Investing.com — UBS initiated coverage of Palantir Technologies (NASDAQ:PLTR) with a Neutral rating and an $80 price target in a research note Thursday, citing strong fundamentals but a valuation that poses challenges.
UBS notes that the stock is currently trading at 49x revenue and 124x free cash flow (FCF) on 2025 estimates, making it difficult for the bank to recommend an immediate buy despite its impressive potential in the AI-data space.
“The main thing keeping us on the sidelines is valuation, which at 49x revs and 124x FCF on 2025 estimates was simply tough to get over,” they wrote.
UBS analysts explained that Palantir is well-positioned for AI-driven growth, describing it as a “key AI-data winner.”
They highlight positive feedback from 17 large Palantir customers, praising the value derived from the Foundry and AIP platforms, particularly in supply chain optimization.
The “DIY AI” trend further supports Palantir’s capabilities, with potential for expanding use cases beyond its current focus, according to the bank.
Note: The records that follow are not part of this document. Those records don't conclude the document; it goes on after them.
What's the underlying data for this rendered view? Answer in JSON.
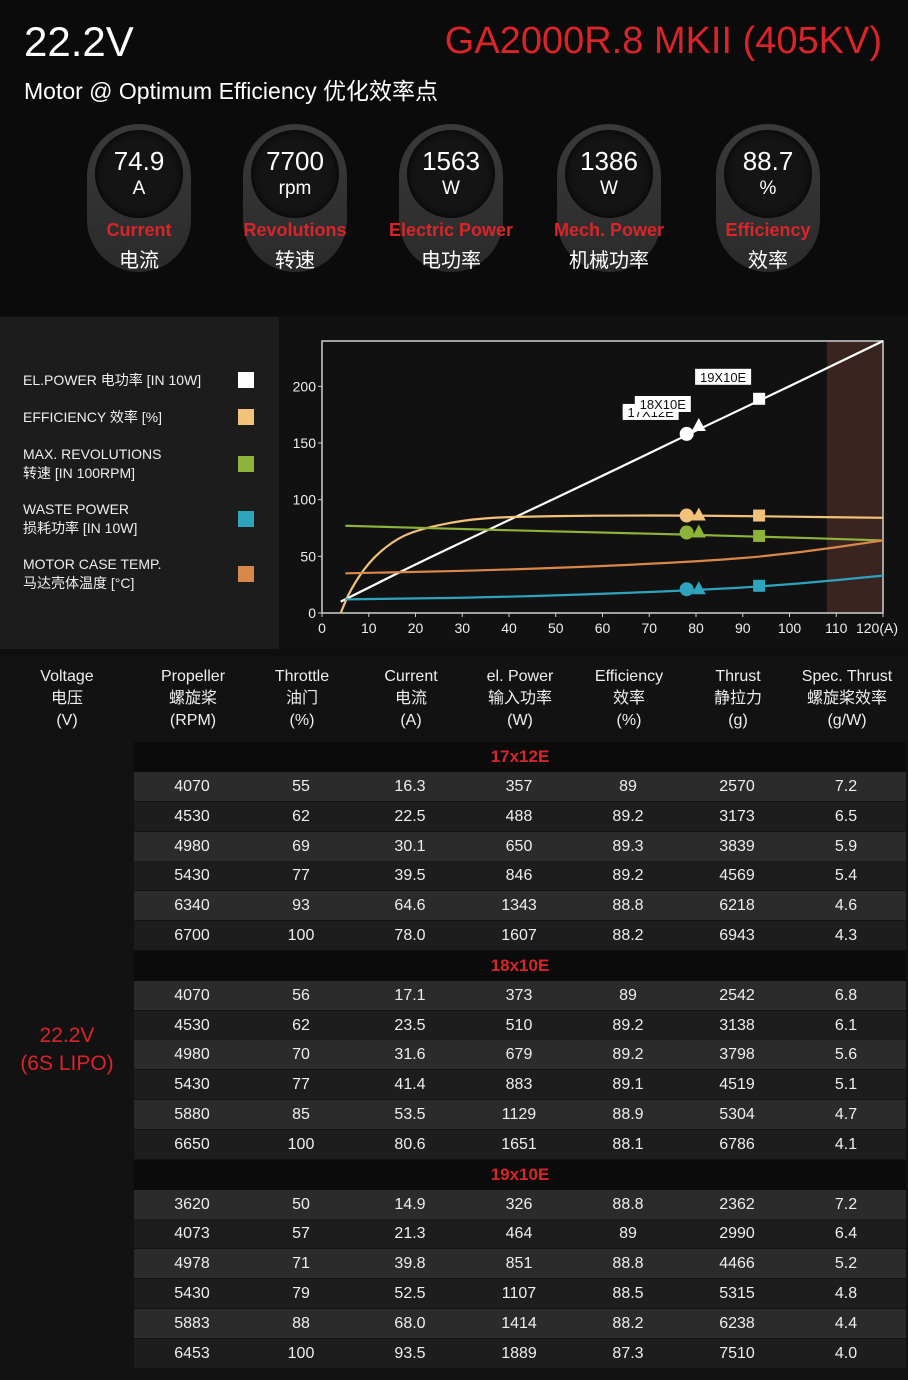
{
  "header": {
    "voltage": "22.2V",
    "model": "GA2000R.8 MKII (405KV)",
    "subtitle": "Motor @ Optimum Efficiency  优化效率点",
    "accent_color": "#d9252a"
  },
  "gauges": [
    {
      "value": "74.9",
      "unit": "A",
      "label_en": "Current",
      "label_cn": "电流"
    },
    {
      "value": "7700",
      "unit": "rpm",
      "label_en": "Revolutions",
      "label_cn": "转速"
    },
    {
      "value": "1563",
      "unit": "W",
      "label_en": "Electric Power",
      "label_cn": "电功率"
    },
    {
      "value": "1386",
      "unit": "W",
      "label_en": "Mech. Power",
      "label_cn": "机械功率"
    },
    {
      "value": "88.7",
      "unit": "%",
      "label_en": "Efficiency",
      "label_cn": "效率"
    }
  ],
  "legend": [
    {
      "line1": "EL.POWER 电功率 [IN 10W]",
      "line2": "",
      "color": "#ffffff"
    },
    {
      "line1": "EFFICIENCY 效率 [%]",
      "line2": "",
      "color": "#f2c27a"
    },
    {
      "line1": "MAX. REVOLUTIONS",
      "line2": "转速 [IN 100RPM]",
      "color": "#8db33a"
    },
    {
      "line1": "WASTE POWER",
      "line2": "损耗功率 [IN 10W]",
      "color": "#2ea3bd"
    },
    {
      "line1": "MOTOR CASE TEMP.",
      "line2": "马达壳体温度 [°C]",
      "color": "#d9884a"
    }
  ],
  "chart_data": {
    "type": "line",
    "xlim": [
      0,
      120
    ],
    "ylim": [
      0,
      240
    ],
    "x_ticks": [
      "0",
      "10",
      "20",
      "30",
      "40",
      "50",
      "60",
      "70",
      "80",
      "90",
      "100",
      "110",
      "120(A)"
    ],
    "y_ticks": [
      "0",
      "50",
      "100",
      "150",
      "200"
    ],
    "shaded_region_x": [
      108,
      120
    ],
    "series": [
      {
        "color": "#ffffff",
        "points": [
          [
            4,
            10
          ],
          [
            20,
            43
          ],
          [
            40,
            82
          ],
          [
            60,
            121
          ],
          [
            80,
            161
          ],
          [
            100,
            200
          ],
          [
            120,
            240
          ]
        ]
      },
      {
        "color": "#f2c27a",
        "points": [
          [
            4,
            0
          ],
          [
            6,
            20
          ],
          [
            10,
            45
          ],
          [
            15,
            63
          ],
          [
            20,
            73
          ],
          [
            30,
            82
          ],
          [
            40,
            85
          ],
          [
            60,
            86
          ],
          [
            80,
            86
          ],
          [
            100,
            85
          ],
          [
            120,
            84
          ]
        ]
      },
      {
        "color": "#8db33a",
        "points": [
          [
            5,
            77
          ],
          [
            30,
            74
          ],
          [
            60,
            71
          ],
          [
            90,
            68
          ],
          [
            120,
            64
          ]
        ]
      },
      {
        "color": "#2ea3bd",
        "points": [
          [
            5,
            12
          ],
          [
            40,
            14
          ],
          [
            80,
            20
          ],
          [
            100,
            25
          ],
          [
            120,
            33
          ]
        ]
      },
      {
        "color": "#d9884a",
        "points": [
          [
            5,
            35
          ],
          [
            40,
            38
          ],
          [
            80,
            45
          ],
          [
            100,
            52
          ],
          [
            120,
            64
          ]
        ]
      }
    ],
    "markers": [
      {
        "label": "17X12E",
        "shape": "circle",
        "x": 78,
        "values": [
          158,
          86,
          71,
          21
        ]
      },
      {
        "label": "18X10E",
        "shape": "triangle",
        "x": 80.6,
        "values": [
          165,
          86,
          71,
          21
        ]
      },
      {
        "label": "19X10E",
        "shape": "square",
        "x": 93.5,
        "values": [
          189,
          86,
          68,
          24
        ]
      }
    ]
  },
  "table": {
    "headers": [
      [
        "Voltage",
        "电压",
        "(V)"
      ],
      [
        "Propeller",
        "螺旋桨",
        "(RPM)"
      ],
      [
        "Throttle",
        "油门",
        "(%)"
      ],
      [
        "Current",
        "电流",
        "(A)"
      ],
      [
        "el. Power",
        "输入功率",
        "(W)"
      ],
      [
        "Efficiency",
        "效率",
        "(%)"
      ],
      [
        "Thrust",
        "静拉力",
        "(g)"
      ],
      [
        "Spec. Thrust",
        "螺旋桨效率",
        "(g/W)"
      ]
    ],
    "voltage_line1": "22.2V",
    "voltage_line2": "(6S LIPO)",
    "groups": [
      {
        "title": "17x12E",
        "rows": [
          [
            "4070",
            "55",
            "16.3",
            "357",
            "89",
            "2570",
            "7.2"
          ],
          [
            "4530",
            "62",
            "22.5",
            "488",
            "89.2",
            "3173",
            "6.5"
          ],
          [
            "4980",
            "69",
            "30.1",
            "650",
            "89.3",
            "3839",
            "5.9"
          ],
          [
            "5430",
            "77",
            "39.5",
            "846",
            "89.2",
            "4569",
            "5.4"
          ],
          [
            "6340",
            "93",
            "64.6",
            "1343",
            "88.8",
            "6218",
            "4.6"
          ],
          [
            "6700",
            "100",
            "78.0",
            "1607",
            "88.2",
            "6943",
            "4.3"
          ]
        ]
      },
      {
        "title": "18x10E",
        "rows": [
          [
            "4070",
            "56",
            "17.1",
            "373",
            "89",
            "2542",
            "6.8"
          ],
          [
            "4530",
            "62",
            "23.5",
            "510",
            "89.2",
            "3138",
            "6.1"
          ],
          [
            "4980",
            "70",
            "31.6",
            "679",
            "89.2",
            "3798",
            "5.6"
          ],
          [
            "5430",
            "77",
            "41.4",
            "883",
            "89.1",
            "4519",
            "5.1"
          ],
          [
            "5880",
            "85",
            "53.5",
            "1129",
            "88.9",
            "5304",
            "4.7"
          ],
          [
            "6650",
            "100",
            "80.6",
            "1651",
            "88.1",
            "6786",
            "4.1"
          ]
        ]
      },
      {
        "title": "19x10E",
        "rows": [
          [
            "3620",
            "50",
            "14.9",
            "326",
            "88.8",
            "2362",
            "7.2"
          ],
          [
            "4073",
            "57",
            "21.3",
            "464",
            "89",
            "2990",
            "6.4"
          ],
          [
            "4978",
            "71",
            "39.8",
            "851",
            "88.8",
            "4466",
            "5.2"
          ],
          [
            "5430",
            "79",
            "52.5",
            "1107",
            "88.5",
            "5315",
            "4.8"
          ],
          [
            "5883",
            "88",
            "68.0",
            "1414",
            "88.2",
            "6238",
            "4.4"
          ],
          [
            "6453",
            "100",
            "93.5",
            "1889",
            "87.3",
            "7510",
            "4.0"
          ]
        ]
      }
    ]
  }
}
UBS projects revenue growth of 28% in 2025 and 25% in 2026, above Street consensus.
However, the stock’s valuation remains a significant hurdle for the analysts.
UBS acknowledges that Palantir deserves a premium due to its role in transformative tech shifts like AI-data integration, but a 49x revenue multiple is steep even in this context. Analysts prefer to “stay patient for a better entry point.”
Despite the challenges, Palantir’s fundamentals have driven substantial investor interest, with shares up 333% year-to-date and gaining traction among institutional investors.
UBS believes the company’s strong margins and accelerating revenue growth warrant close monitoring.